It seems like what you would like to have happen is for Mathematica to automatically recognize that it should replace a^8 by -(b^8+c^4). So I try this:
(b^8+c^4)/a^8 /. a^8 -> -(b^8+c^4)
and it just returns (b^8 + c^4)/a^8 unchanged. What went wrong?
FullForm[(b^8 + c^4)/a^8] shows Times[Power[a, -8], Plus[Power[b, 8], Power[c, 4]]]
and Power[a,8] is not going to match Power[a,-8] so the pattern matcher finds no matches, replaces nothing and returns the original.
Manually this can be fixed, try substituting for a^-8 by taking reciprocals.

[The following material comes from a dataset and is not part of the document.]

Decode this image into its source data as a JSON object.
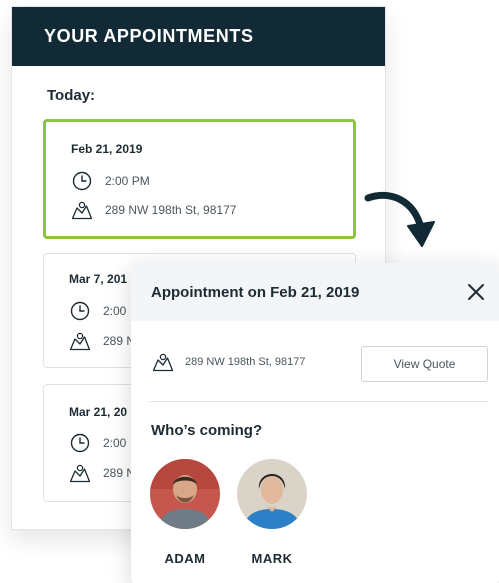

(b^8+c^4)/a^8 /. a^-8 -> -1/(b^8+c^4)
returns -1 as I think you wish.
There have been raging arguments for a couple of decades over whether the pattern matching in Mathematica is just fine and perfectly correct the way it is or whether it is sometimes wrong or inconvenient and could or should be changed. Feel free to search the archives of comp.soft-sys.math.mathematica for decades of postings, some of which include the arguments and most puzzling examples of such behavior. But it appears that none of those arguments have ever resulted in a single change in the pattern matcher.
Unfortunately there is no DoWhatIMean button that when clicked will do what is "obviously mathematically correct" in every case and give you the answer you want. Mathematica, like almost all complex software tools, and certainly all computer algebra tools, probably requires thousands of hours of intense study to gain real proficiency.